0xpgm 17 hours ago||
With such kind of ATS systems, is it still a thing to optimize for a one page resume that is easy for a human reviewer to scan, or just include enough buzzwords and external links to try and please the LLM?
jorisw 16 hours ago|
I wouldn't assume based on this one thread/article that this is what you need to optimize your resume for. Nor that a majority or even significant group of reviewers is even using LLMs. I've been involved in hiring pipelines and never even thought of using LLMs to review incoming candidates.

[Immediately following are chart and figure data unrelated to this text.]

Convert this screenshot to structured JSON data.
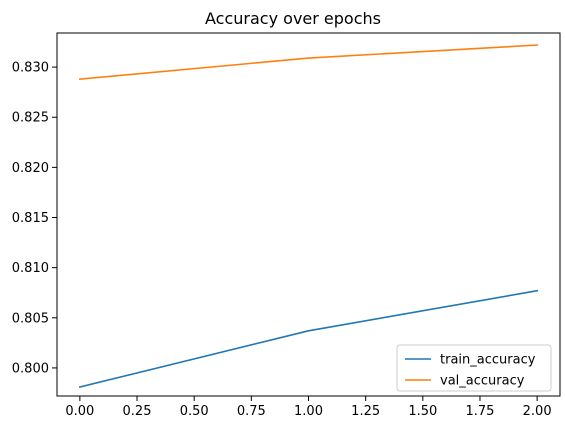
{
  "chart_data": {
    "type": "line",
    "title": "Accuracy over epochs",
    "xlabel": "",
    "ylabel": "",
    "x": [
      0,
      1,
      2
    ],
    "xlim": [
      -0.1,
      2.1
    ],
    "ylim": [
      0.7972,
      0.8334
    ],
    "xticks": [
      0.0,
      0.25,
      0.5,
      0.75,
      1.0,
      1.25,
      1.5,
      1.75,
      2.0
    ],
    "xtick_labels": [
      "0.00",
      "0.25",
      "0.50",
      "0.75",
      "1.00",
      "1.25",
      "1.50",
      "1.75",
      "2.00"
    ],
    "yticks": [
      0.8,
      0.805,
      0.81,
      0.815,
      0.82,
      0.825,
      0.83
    ],
    "ytick_labels": [
      "0.800",
      "0.805",
      "0.810",
      "0.815",
      "0.820",
      "0.825",
      "0.830"
    ],
    "grid": false,
    "legend_position": "lower-right",
    "series": [
      {
        "name": "train_accuracy",
        "color": "#1f77b4",
        "values": [
          0.7981,
          0.8037,
          0.8077
        ]
      },
      {
        "name": "val_accuracy",
        "color": "#ff7f0e",
        "values": [
          0.8288,
          0.8309,
          0.8322
        ]
      }
    ]
  }
}
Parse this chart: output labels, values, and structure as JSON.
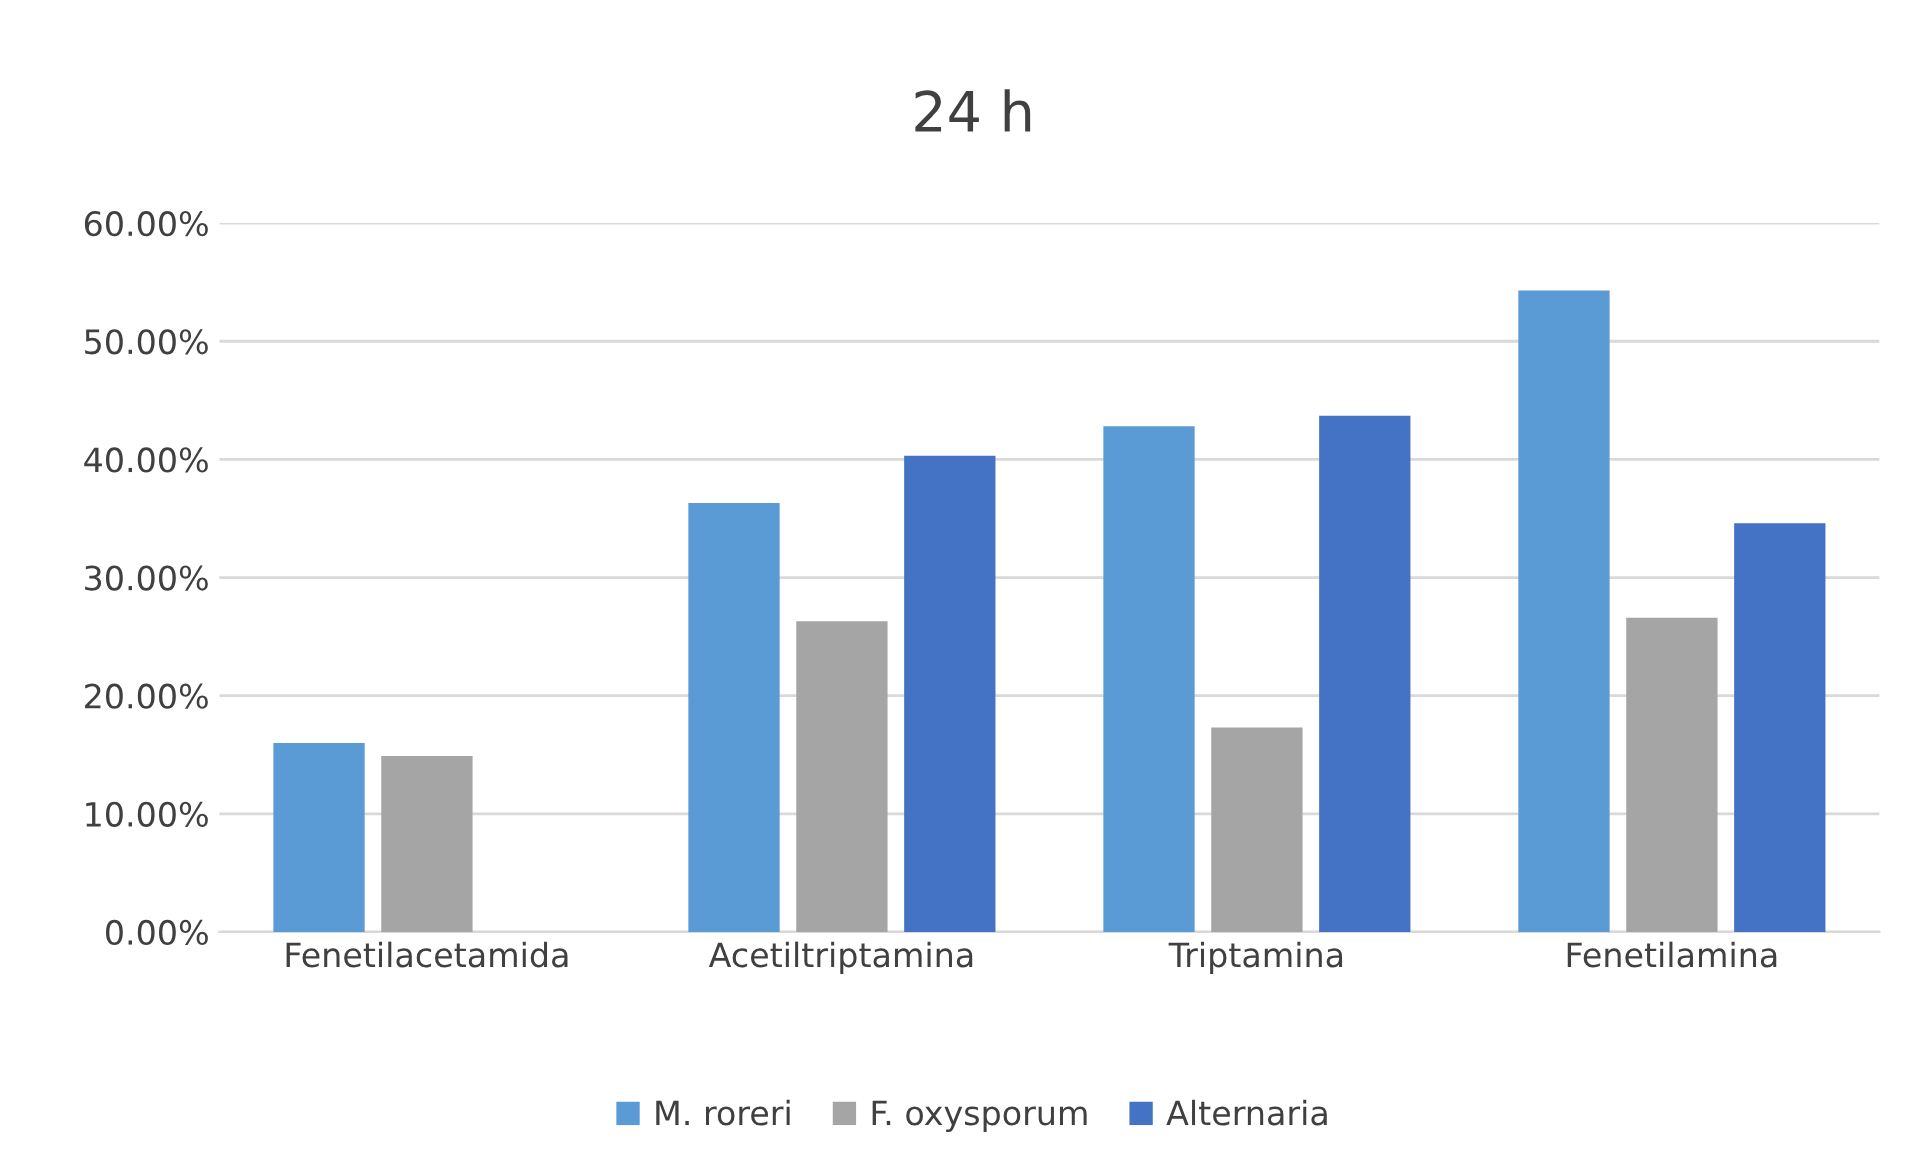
{
  "chart_data": {
    "type": "bar",
    "title": "24 h",
    "categories": [
      "Fenetilacetamida",
      "Acetiltriptamina",
      "Triptamina",
      "Fenetilamina"
    ],
    "series": [
      {
        "name": "M. roreri",
        "color": "#5b9bd5",
        "values": [
          16.0,
          36.3,
          42.8,
          54.3
        ]
      },
      {
        "name": "F. oxysporum",
        "color": "#a5a5a5",
        "values": [
          14.9,
          26.3,
          17.3,
          26.6
        ]
      },
      {
        "name": "Alternaria",
        "color": "#4472c4",
        "values": [
          0,
          40.3,
          43.7,
          34.6
        ]
      }
    ],
    "ylim": [
      0,
      60
    ],
    "yticks": [
      {
        "value": 0,
        "label": "0.00%"
      },
      {
        "value": 10,
        "label": "10.00%"
      },
      {
        "value": 20,
        "label": "20.00%"
      },
      {
        "value": 30,
        "label": "30.00%"
      },
      {
        "value": 40,
        "label": "40.00%"
      },
      {
        "value": 50,
        "label": "50.00%"
      },
      {
        "value": 60,
        "label": "60.00%"
      }
    ],
    "grid": "y",
    "legend": "bottom"
  }
}
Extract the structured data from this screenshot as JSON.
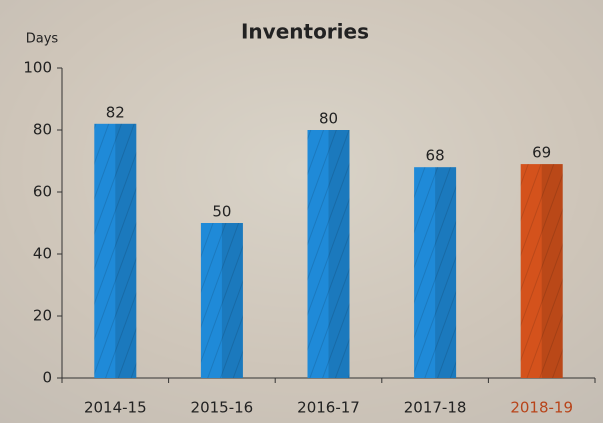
{
  "chart_data": {
    "type": "bar",
    "title": "Inventories",
    "y_label": "Days",
    "categories": [
      "2014-15",
      "2015-16",
      "2016-17",
      "2017-18",
      "2018-19"
    ],
    "values": [
      82,
      50,
      80,
      68,
      69
    ],
    "colors": [
      "#1f8ad8",
      "#1f8ad8",
      "#1f8ad8",
      "#1f8ad8",
      "#d4521c"
    ],
    "label_colors": [
      "#222222",
      "#222222",
      "#222222",
      "#222222",
      "#b8441a"
    ],
    "ylim": [
      0,
      100
    ],
    "yticks": [
      0,
      20,
      40,
      60,
      80,
      100
    ]
  }
}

However given the time constraints reviewers have, yes, the former (making a resume easy to consume quickly) is a huge help.

Tryk 7 hours ago||
What is an ATS?

Why is it so hard to write out an acronym once...

ChicagoDave 17 hours ago||
I was inspired by this. I made a Claude skill to take my resume and compare it to any job description to point out viability and gaps. Pretty cool skill. I'll post it somewhere.
steve_j_choi 18 hours ago||
This could be used as a good way to self-evaluate one's current position from the company's point of view. you would tweak prompts and guidelines that are expected from the company and see how you score
hahahaa 18 hours ago|
I sort of hope we land on 2 agents, one working for the candidate and one for the employee do a screen round. Salary compatiability could be negotiated by a 3rd party bot that knows both parties ranges and what would be needed each end of range, and figure out yes/no worth going ahead. Such a time saver.
dev_l1x_be 13 hours ago|
Did anyone try to prompt hack this setup?